30. In the present case, as I have elicited above, it is not as if by the impugned notifications, Government intends to issue notifications under the Tamil Nadu District Municipalities Act, 1920 for the purpose of administration of District Municipalities and therefore, the question of applicability of Section 304(2) of the Act for placing the notification before the State Legislature does not arise. At the risk of repetition, it can be said that when the provisions are borrowed for administration of another totally distinguishable Department, viz., Town Panchayat, as per the enabling provisions under the Act, there is absolutely no question of treating it as a notification issued in respect of the administration of District Municipalities and therefore, I am of the considered view that the applicability of Section 304(2) of the Act does not arise in the factual situation of these cases.

31. Similar is the case in respect of the judgement of the Supreme Court in The Quarry Owners Association v. State of Bihar . That was a case relating to the Mines and Minerals (Regulation and Development) Act (67 of 1957) in respect of major minerals where the Parliament has retained its full control. However, regarding the minor minerals, since they are of local use and the State Government is well-versed to deal with them, the Rules and Notifications so framed are to be placed before the State legislature, which is a check on the exercise of its powers. In the said judgement, the Supreme Court has held as follows:

45. It is true that the language of both Sub-section (1) and Sub-section (3) of Section 28 are different. They are reproduced below:
28. Rules and notifications to be laid before Parliament and certain rules to be approved by Parliament.- (1) Every rule and every notification made by the Central Government under this Act shall be laid, as soon as may be after it is made before each House of Parliament while it is in session for a total period of thirty days which may be comprised in once session or in two or more successive sessions and if, before the expiry of the session immediately following the session or the succession sessions aforesaid, both Houses agree in making any modification in the rule or notification or both Houses agree that the rule or notification shall thereafter have effect only in such modified form or be of no effect, as the case may be; so, however, that any such modification or annulment shall be without prejudice to the validity of anything previously done under the rule or notification.

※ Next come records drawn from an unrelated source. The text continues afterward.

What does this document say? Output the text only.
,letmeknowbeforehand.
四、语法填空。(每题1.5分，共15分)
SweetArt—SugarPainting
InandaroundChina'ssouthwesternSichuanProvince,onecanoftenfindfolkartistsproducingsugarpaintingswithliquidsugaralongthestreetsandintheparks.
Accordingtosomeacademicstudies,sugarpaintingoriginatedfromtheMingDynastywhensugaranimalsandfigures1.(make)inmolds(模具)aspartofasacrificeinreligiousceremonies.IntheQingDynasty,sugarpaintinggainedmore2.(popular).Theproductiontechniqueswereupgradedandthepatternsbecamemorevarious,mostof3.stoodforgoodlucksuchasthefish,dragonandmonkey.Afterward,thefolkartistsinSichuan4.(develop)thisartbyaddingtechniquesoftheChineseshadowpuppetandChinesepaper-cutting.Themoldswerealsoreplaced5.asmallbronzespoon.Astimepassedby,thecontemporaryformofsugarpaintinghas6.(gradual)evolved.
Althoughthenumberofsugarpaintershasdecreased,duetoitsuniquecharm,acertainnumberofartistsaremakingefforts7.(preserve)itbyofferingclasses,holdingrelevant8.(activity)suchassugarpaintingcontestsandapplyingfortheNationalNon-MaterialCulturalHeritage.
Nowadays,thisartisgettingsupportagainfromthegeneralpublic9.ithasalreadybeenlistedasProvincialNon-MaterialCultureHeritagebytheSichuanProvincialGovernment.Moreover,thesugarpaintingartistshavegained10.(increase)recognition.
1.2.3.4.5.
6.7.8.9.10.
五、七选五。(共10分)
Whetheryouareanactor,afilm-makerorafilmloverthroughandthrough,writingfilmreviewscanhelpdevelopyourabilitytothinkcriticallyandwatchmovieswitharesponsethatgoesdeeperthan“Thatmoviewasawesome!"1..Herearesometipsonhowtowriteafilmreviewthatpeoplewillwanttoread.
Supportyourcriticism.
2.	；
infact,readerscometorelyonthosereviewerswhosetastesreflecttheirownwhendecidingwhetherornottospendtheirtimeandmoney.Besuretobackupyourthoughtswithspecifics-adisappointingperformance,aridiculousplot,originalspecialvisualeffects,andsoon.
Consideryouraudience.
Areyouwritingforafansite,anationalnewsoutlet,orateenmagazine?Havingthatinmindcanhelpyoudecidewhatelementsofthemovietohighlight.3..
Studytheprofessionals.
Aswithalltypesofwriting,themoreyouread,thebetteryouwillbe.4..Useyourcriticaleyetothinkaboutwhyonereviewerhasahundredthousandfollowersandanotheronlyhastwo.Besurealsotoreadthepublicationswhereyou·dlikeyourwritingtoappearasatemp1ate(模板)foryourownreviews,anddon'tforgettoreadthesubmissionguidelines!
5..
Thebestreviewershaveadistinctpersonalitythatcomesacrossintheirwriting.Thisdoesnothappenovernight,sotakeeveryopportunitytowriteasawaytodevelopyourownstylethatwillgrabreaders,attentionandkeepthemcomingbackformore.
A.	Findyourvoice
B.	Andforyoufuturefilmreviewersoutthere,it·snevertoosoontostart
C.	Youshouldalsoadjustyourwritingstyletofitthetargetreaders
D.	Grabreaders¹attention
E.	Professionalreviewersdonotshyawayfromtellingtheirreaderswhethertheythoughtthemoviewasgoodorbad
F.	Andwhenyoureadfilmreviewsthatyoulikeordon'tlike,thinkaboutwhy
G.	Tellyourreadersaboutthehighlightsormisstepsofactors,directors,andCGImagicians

xxxxxxxx (3) Every rule and every notification made by the State Government under this Act shall be laid, as soon as may be, after it is made, before each House of the State Legislature where it consists of two Houses, or where such Legislature consists of one House, before that House.

There is no difficulty for us to uphold their submissions that in view of difference in the language of Sub-section (3), the same meaning to it as that of Sub-section (1) cannot be given. This different has been carved out for a purpose to give different projection to the said two provisions. In the case of major mineral which plays important role in the National growth and wealth and where the delegatee is the Central Government, Parliament retained its full control but for the minor mineral, Parliament felt for the minor minerals as the subject is of local use and State Government being well versed to deal with it in the historical background, mere placement of rules, notifications framed by it before the State Legislature would be a sufficient check on the exercise of its powers....

On the factual matrix of the case on hand, the said judgement has no application.

32. In fact, as correctly pointed out by the learned Additional Advocate General, the judgement of the Supreme Court in (cited supra) was distinguished by the Supreme Court in the subsequent case in Prohibition and Excise Superintendent, Andhra Pradesh v. Toddy Tappers Co-operative Society, Marredpally .

In view of the same, the writ petitions fail and the same are dismissed. No costs.